Incredibly brief Tsurune meat-shopping scene aired exactly eight months before arson attack.
Shinji Aoba, the arsonist who set the fire at anime production company Kyoto Animation’s Fushimi studio in the summer of 2019, has admitted that his goal in the attack was to kill as many people as he could. The reason for his rage, as he shouted as he was being taken into custody on the day of the incident, is that he felt Kyoto Animation had stolen one of his ideas and used it in one of their anime without crediting or compensating him.

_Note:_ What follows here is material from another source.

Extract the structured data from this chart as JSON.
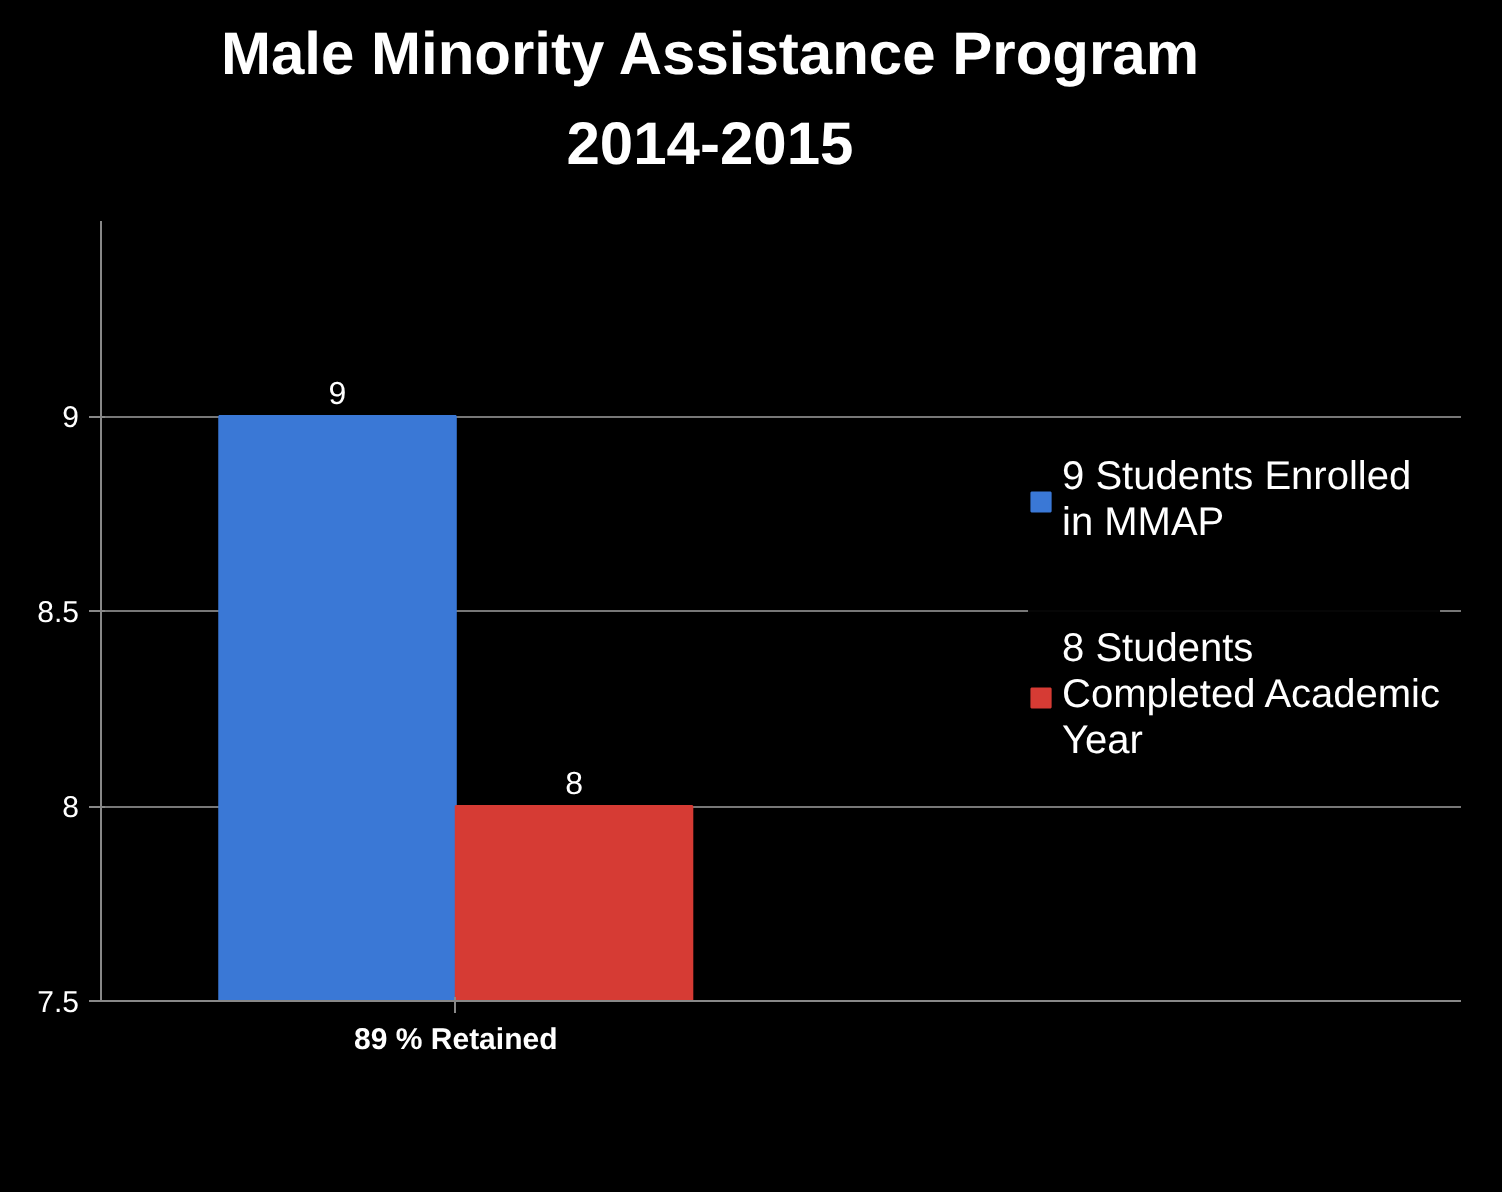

Aoba isn’t a scriptwriter by trade, but he had submitted an entry to Kyoto Animation’s periodic novel-writing competition, which is open to amateur authors and issues awards that sometimes include publishing and anime adaptation deals. Though Kyoto Animation confirmed that it had received a submission from Aoba, the company added that it was removed from awards consideration after the first round of judges’ evaluations, and that it had “no similarity to any Kyoto Animation works.”
During the arson investigation, it came to light that Aoba felt Kyoto Animation had stolen his work for use in its Tsurune TV anime, which premiered in 2018 (and is itself an adaptation of a novel series by author Kotoko Ayano). Kyoto Shimbun is now reporting that Aoba has indicated the specific scene that he feels was copied from his novel, with the arsonist saying “The thing Kyoto Animation copied from me was the scene in Tsurune where the main characters buy discounted meat.”
Tsurune, it should be noted, is not a cooking anime. The series follows a group of boys in a high school archery club. The discounted meat scene is a non-consequential moment that takes place in Episode 5, which originally aired on November 18, 2018, exactly eight months before the arson attack took place. In the episode, teammates Minato and Nanao make a shopping run during a training retreat for the club. Minato proposes buying meat that’s near its expiration date, since they’ll be eating it all that day and it’s cheaper. Nanao compliments him on his clever thriftiness, and Minato deflects the praise by saying that it’s something that he’s used to from his family having a tight grocery budget. Then they talk a bit about how another member of the club, Kaito, has a gruff exterior, but is actually a really kind guy, in his own way, underneath.
▼ Tsurune (not the scene in question)
From just about any angle, it’s an overwhelmingly generic bundle of storytelling tropes and character archetypes, ones that have been established and repeated in hundreds of anime stretching back dozens of TV seasons. Even the idea of picking out soon-to-expire items at the grocery store to stretch your budget is common knowledge in Japan, and the entire scene lasts just two minutes and 25 seconds.
It’s possible that Aoba’s novel used a similar framing device to celebrate a character’s subtle earnestness, and perhaps a desire to have his own self-perceived virtues recognized by others made the idea seem particularly personal to him, but “character has good traits that nobody notices until they’re revealed in an unexpected way” is one of the most standard setups in anime, and so Aoba’s claim that Kyoto Animation owed him a debt for that brief snippet of Tsurune is unlikely to earn him any leniency when punishment is handed down in his trial.